Kelly’s experience shows why many officials decide to keep quiet. Trump’s critics aren’t eager to absolve officials who were part of an administration whose policies they abhor. And Team Trump, meanwhile, won’t tolerate a whiff of dissent.
So most of the Trump diaspora has simply decided to stay silent. We’ve heard little from former Defense Secretary James Mattis since he resigned in 2018 over Trump’s decision to pull troops out of Syria, though he did speak to the Atlantic’s editor in chief, Jeffrey Goldberg, about his tenure last year. In that interview, he said he owed the Trump administration a period of silence, though he added that it wouldn’t last forever.

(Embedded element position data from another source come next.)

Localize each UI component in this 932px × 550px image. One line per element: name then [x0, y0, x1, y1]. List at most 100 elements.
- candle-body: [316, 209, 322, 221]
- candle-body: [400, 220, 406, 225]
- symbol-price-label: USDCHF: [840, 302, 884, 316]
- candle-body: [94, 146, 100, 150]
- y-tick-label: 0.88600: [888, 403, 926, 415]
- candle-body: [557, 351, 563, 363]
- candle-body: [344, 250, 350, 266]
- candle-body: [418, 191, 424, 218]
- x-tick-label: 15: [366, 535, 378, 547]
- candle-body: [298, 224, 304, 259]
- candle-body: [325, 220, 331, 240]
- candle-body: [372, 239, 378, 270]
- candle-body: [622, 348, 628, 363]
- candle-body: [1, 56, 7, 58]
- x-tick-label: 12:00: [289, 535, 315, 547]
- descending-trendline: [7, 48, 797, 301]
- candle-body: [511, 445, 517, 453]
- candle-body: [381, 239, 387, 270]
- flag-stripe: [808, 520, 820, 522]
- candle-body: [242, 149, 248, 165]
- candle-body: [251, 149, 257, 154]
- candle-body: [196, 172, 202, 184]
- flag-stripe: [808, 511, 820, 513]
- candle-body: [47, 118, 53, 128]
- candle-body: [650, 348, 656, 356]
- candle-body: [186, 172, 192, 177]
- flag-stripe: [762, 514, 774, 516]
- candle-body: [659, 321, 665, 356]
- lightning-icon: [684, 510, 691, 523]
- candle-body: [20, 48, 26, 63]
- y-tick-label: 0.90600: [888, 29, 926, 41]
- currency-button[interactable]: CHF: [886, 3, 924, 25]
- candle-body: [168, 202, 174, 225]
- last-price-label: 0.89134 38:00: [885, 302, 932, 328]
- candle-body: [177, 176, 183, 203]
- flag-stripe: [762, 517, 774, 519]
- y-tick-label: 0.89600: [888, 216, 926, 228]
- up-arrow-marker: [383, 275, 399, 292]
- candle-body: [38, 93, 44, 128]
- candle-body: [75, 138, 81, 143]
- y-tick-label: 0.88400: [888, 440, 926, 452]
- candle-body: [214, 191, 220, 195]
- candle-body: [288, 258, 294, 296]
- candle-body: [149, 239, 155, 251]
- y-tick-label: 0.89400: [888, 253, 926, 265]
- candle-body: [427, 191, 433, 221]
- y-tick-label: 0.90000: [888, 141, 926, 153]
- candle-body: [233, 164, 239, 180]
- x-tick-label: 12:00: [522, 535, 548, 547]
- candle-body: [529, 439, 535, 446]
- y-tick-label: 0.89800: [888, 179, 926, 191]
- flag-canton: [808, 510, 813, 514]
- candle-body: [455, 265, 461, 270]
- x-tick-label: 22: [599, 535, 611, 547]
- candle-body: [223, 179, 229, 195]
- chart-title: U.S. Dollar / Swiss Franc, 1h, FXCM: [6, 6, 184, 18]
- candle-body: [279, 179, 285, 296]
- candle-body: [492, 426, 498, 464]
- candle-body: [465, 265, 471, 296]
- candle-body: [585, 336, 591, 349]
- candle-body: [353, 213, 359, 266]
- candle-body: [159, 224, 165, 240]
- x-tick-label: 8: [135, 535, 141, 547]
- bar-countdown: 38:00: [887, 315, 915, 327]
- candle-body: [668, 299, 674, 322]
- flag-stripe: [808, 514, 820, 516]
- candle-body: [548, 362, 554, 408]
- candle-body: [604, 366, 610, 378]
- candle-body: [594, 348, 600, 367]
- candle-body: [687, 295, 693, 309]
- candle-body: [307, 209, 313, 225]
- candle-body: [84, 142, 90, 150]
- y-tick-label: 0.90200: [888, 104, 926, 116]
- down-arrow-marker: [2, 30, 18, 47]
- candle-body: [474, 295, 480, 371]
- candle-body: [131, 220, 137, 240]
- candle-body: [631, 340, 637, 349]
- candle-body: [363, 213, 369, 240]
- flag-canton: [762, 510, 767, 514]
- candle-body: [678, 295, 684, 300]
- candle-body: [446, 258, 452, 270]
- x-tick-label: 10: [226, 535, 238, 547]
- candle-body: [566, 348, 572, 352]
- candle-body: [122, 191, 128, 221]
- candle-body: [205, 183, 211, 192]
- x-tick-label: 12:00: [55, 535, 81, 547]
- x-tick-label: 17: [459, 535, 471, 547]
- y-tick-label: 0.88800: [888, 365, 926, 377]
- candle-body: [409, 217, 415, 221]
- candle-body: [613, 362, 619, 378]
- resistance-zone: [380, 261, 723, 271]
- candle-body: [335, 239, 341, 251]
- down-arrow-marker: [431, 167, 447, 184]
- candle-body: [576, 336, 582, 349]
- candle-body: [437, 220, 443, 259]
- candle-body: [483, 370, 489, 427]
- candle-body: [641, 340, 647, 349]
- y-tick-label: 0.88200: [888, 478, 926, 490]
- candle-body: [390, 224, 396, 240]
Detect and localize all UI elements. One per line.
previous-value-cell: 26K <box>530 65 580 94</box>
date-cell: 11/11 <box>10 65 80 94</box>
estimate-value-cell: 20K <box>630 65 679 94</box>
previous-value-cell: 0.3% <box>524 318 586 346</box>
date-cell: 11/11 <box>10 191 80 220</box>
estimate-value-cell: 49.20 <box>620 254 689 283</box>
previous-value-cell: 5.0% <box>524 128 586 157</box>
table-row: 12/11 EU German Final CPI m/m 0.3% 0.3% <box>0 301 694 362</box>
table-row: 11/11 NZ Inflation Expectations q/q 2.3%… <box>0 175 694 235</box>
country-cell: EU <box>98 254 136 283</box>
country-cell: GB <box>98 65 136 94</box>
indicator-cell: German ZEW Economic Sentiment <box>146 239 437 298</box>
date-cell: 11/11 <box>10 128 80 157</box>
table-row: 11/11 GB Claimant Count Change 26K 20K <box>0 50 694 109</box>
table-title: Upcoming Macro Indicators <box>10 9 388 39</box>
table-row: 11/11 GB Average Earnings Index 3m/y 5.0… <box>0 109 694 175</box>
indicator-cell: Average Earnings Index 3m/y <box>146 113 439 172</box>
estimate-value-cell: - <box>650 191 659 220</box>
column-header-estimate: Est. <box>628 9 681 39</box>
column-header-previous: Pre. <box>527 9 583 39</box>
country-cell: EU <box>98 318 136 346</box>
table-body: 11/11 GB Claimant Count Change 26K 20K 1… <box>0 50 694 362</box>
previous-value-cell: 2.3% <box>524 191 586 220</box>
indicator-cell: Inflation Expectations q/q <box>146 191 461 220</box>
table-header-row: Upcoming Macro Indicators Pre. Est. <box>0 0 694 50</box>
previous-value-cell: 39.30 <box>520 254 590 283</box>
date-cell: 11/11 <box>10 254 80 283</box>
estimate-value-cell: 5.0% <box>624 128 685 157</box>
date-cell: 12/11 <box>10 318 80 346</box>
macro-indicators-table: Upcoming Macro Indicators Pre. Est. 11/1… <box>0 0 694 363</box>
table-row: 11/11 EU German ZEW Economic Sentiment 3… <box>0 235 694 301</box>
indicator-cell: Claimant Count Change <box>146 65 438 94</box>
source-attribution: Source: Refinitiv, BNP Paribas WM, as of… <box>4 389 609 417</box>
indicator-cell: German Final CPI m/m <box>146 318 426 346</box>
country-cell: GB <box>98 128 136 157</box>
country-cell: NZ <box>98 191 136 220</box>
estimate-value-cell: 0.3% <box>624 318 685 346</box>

Former Secretary of State Rex Tillerson, who once reportedly called Trump a “moron,” hasn’t said all that much about the president’s go-it-alone approach to foreign policy. Gary Cohn, the White House’s former top economic adviser, clashed with Trump over tariff policy and the president’s remarks about the 2017 white-nationalist rally in Charlottesville, Virginia. Since his departure the following year, though, Cohn has been circumspect. Indeed, what we know about the White House’s inner workings has largely come from the press. (Last night, Kelly, a retired four-star Marine Corps general, praised Barbara Starr, the longtime defense reporter for the very same cable network Trump loves to hate: CNN.)